Would you be shocked if your 14 year- old son said this to you?
I was relieved when he added: “I don’t do it…just Jake, Jonty and Samuel and…”
The list was rolled out, covering kids from school, summer camp and football. There was even Shmuel from cheder and little Mikey from Tumble Tots…they’re no longer three but it doesn’t seem that long ago
“They say it’s great fun to feel high and it’s safe: alcohol and cigarettes cause cancer and heart disease. Weed is natural and good for you — they use it as medicine and it’s kosher. It’s a spiritual way to feel closer to God! ”
I hastily listed all the reasons I could think of against doing cannabis — especially for the adolescent brain — the increased risk of mental health problems, the harm that can be done to the lungs, the possibility of addiction. Plus, it’s illegal. I got most of the information from the government’s website www.talktofrank.com, a very useful resource for parents which gives you the facts you need.
As for the religious aspect, I found all sorts of useful information on the Chabad site — the blessing for wine dates back to biblical times and it is referred to as a substance that “gladdens the human heart.”
On cannabis, there’s even a book entitled Cannabis Chassidis. According to its publisher a lot of big rebbes were doing it, dating back hundreds of years.
My son was right, cannabis is kosher, at least when used as a medicine. The chemical THC contained within cannabis blocks pain — in the lush upper Galilee they grow weed solely for this purpose and it gives relief to cancer patients.

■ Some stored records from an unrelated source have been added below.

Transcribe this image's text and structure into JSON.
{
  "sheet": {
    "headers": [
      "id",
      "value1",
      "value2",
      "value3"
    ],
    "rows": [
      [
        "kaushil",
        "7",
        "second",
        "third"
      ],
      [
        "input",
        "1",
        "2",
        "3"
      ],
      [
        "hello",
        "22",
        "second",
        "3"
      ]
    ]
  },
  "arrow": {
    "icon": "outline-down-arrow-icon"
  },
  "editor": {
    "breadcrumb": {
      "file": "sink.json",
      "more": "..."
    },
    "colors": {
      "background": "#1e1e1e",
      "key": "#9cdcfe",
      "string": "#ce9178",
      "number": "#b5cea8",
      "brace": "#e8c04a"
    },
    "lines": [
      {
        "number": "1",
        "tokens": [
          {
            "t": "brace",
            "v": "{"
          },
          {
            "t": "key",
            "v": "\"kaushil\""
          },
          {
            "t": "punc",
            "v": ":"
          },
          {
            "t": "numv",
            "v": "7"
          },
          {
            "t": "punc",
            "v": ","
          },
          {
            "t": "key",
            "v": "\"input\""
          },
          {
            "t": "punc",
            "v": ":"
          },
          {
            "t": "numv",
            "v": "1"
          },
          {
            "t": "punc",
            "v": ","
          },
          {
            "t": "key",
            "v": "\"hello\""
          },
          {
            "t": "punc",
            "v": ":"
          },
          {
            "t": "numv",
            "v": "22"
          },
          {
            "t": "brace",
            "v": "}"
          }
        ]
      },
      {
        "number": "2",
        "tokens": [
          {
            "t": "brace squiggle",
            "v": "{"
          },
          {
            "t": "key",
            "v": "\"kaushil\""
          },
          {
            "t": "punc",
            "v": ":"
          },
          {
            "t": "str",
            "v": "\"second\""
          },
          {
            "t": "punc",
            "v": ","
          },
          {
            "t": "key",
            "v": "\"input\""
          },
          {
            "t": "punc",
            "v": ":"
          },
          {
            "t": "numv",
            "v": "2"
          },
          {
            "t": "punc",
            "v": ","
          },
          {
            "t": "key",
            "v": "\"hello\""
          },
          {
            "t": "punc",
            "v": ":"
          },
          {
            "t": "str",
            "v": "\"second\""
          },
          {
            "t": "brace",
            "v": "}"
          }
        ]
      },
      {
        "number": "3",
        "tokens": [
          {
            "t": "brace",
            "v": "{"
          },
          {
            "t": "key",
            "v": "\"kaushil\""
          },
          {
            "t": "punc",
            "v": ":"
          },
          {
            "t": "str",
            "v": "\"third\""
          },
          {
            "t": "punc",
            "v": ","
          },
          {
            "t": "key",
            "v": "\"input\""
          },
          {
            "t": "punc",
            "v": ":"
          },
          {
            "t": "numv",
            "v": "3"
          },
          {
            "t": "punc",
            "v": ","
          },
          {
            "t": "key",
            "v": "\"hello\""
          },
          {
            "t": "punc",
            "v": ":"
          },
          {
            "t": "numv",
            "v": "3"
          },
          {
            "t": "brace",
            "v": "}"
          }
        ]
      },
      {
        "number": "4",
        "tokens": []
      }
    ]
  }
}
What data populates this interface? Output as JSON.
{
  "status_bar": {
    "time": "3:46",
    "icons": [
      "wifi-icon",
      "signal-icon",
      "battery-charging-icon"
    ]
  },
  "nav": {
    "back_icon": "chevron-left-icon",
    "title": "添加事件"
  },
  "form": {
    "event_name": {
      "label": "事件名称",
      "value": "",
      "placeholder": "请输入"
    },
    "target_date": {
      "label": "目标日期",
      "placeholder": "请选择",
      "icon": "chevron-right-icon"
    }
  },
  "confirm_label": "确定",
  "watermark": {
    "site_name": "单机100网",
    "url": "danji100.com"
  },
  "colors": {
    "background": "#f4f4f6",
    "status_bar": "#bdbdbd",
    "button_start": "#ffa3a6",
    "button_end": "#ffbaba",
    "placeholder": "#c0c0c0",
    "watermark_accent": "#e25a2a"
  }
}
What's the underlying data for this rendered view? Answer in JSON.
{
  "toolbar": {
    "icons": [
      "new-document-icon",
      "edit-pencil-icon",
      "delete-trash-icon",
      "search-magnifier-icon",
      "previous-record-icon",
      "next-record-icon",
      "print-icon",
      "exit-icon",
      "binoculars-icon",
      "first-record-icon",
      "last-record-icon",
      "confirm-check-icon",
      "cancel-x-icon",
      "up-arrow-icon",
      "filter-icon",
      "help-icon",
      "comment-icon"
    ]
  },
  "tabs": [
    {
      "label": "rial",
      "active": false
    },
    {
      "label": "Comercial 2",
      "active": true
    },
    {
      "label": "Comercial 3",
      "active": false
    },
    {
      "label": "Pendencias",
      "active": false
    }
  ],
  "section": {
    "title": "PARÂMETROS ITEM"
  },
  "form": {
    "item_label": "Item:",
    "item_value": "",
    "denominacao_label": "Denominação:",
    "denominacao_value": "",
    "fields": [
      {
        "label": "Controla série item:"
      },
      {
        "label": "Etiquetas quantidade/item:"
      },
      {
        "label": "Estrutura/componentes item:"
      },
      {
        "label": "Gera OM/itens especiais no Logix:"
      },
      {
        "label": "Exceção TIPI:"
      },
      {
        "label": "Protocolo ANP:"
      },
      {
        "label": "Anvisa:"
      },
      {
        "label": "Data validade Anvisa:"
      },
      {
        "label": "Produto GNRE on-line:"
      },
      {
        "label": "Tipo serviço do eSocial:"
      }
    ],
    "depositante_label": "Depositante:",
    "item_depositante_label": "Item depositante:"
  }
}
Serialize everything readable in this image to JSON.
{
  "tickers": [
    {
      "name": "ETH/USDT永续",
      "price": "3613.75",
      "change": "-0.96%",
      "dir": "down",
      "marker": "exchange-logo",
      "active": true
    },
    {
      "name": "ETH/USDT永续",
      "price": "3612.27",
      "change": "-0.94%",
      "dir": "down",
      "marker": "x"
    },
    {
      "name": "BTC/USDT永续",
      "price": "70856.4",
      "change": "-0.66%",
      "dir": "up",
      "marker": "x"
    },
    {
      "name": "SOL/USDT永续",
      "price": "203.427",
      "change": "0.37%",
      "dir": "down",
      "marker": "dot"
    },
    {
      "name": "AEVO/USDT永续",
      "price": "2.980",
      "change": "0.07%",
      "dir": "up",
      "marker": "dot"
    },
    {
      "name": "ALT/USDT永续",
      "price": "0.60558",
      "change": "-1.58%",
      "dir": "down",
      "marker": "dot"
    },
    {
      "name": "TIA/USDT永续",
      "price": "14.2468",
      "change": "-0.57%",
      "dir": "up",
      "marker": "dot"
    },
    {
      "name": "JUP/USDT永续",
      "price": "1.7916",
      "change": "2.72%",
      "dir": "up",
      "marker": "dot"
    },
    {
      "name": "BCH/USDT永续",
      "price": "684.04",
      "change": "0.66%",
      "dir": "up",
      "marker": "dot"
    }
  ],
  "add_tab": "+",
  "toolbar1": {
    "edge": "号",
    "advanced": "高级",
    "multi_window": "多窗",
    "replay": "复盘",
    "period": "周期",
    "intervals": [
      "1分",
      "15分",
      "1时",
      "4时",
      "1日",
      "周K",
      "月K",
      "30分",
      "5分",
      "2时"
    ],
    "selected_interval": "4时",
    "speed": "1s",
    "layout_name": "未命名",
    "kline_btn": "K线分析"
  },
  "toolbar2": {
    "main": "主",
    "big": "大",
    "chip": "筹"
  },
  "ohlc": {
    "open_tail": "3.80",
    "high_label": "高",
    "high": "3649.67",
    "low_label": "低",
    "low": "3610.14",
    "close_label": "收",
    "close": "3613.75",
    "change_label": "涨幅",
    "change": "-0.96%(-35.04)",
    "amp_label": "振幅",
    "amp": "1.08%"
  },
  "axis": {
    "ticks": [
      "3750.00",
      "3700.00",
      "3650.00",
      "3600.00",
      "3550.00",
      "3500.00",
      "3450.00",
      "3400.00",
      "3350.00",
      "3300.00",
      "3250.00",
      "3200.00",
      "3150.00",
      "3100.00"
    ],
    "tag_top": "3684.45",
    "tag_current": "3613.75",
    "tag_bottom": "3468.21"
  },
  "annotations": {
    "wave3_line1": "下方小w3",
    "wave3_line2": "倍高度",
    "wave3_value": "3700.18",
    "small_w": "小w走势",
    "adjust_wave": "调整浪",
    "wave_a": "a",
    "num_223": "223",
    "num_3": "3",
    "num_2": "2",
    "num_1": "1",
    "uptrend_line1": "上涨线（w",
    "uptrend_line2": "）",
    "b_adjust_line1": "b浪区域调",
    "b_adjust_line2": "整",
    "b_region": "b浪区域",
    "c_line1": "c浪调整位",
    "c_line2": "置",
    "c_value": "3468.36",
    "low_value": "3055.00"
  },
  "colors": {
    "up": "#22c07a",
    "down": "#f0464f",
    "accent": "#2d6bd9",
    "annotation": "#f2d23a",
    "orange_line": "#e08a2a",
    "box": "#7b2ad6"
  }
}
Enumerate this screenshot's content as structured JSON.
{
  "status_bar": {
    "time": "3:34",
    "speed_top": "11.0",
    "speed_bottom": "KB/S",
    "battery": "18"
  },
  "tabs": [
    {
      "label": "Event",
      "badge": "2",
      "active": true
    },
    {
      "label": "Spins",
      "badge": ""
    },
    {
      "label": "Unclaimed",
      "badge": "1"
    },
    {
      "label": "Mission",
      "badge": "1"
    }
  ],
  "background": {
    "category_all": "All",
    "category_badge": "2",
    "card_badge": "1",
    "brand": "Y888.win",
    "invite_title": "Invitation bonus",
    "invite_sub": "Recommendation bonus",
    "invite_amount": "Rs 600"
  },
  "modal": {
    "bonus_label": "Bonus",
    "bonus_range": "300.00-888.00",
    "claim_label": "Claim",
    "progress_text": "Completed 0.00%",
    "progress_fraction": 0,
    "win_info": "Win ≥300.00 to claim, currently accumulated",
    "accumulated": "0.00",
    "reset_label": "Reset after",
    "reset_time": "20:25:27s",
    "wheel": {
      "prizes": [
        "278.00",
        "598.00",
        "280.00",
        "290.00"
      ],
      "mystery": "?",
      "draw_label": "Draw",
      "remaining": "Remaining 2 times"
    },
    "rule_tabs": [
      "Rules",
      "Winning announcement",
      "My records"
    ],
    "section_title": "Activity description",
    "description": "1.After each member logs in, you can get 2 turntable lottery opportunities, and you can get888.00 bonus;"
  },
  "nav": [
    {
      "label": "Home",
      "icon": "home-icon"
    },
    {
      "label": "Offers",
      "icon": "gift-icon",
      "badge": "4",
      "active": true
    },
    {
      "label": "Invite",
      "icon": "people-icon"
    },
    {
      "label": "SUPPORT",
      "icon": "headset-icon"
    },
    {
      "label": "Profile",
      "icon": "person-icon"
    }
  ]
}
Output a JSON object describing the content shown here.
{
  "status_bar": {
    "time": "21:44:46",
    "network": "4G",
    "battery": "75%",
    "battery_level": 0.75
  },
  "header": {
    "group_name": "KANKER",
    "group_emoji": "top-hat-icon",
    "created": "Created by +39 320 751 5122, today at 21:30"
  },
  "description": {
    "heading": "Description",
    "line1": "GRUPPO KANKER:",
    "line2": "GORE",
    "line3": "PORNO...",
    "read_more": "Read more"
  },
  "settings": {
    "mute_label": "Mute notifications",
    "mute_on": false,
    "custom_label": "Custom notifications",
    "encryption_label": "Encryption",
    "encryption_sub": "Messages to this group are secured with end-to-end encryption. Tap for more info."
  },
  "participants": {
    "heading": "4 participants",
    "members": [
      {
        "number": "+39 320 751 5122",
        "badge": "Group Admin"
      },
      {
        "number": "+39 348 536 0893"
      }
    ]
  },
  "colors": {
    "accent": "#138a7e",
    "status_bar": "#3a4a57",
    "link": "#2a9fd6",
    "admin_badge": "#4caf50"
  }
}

But why would these young, intelligent, popular and healthy teenagers wish to do it? I sought guidance from an 18-year-old. He went to a Jewish school, he got top grades at A level and I grabbed him before he disappeared to a top university.
“They find out about it from older sisters and brothers, it’s not very difficult to get hold of. With twenty quid you can buy enough to roll a few spliffs.”
“But I thought you have all these drug talks at school?”
“Yes and I learnt that drinking spirits is like swallowing nail polish remover, hard drugs are addictive and kill you. Weed, in comparison is harmless.
“My cousin does it at home and she’s only 16 — she started at 14. Her parents think it’s all part of growing up and kids have the right to make their own bad decisions.”
I blew this hippy, rite-of-passage nonsense out of the proverbial window. My son can make up his own mind at university age when he is (possibly) mature enough to make mind-altering decisions and sensible enough not to bother.
However, lots of parents seem to turn a blind eye to weed-smoking. Maybe they don’t know how strong it is (THC is twice as potent as weed was in their day) or how much their kids are doing it. Some are just happy that they’re not coming home drunk.
I remember attending a drugs talk, one of only a handful of parents there. It turned out that no one else felt the need to go, after all, they were families with studious, sensible children.
Weren’t they aware that drugs don’t discriminate between wealth, religion, intelligence or social class?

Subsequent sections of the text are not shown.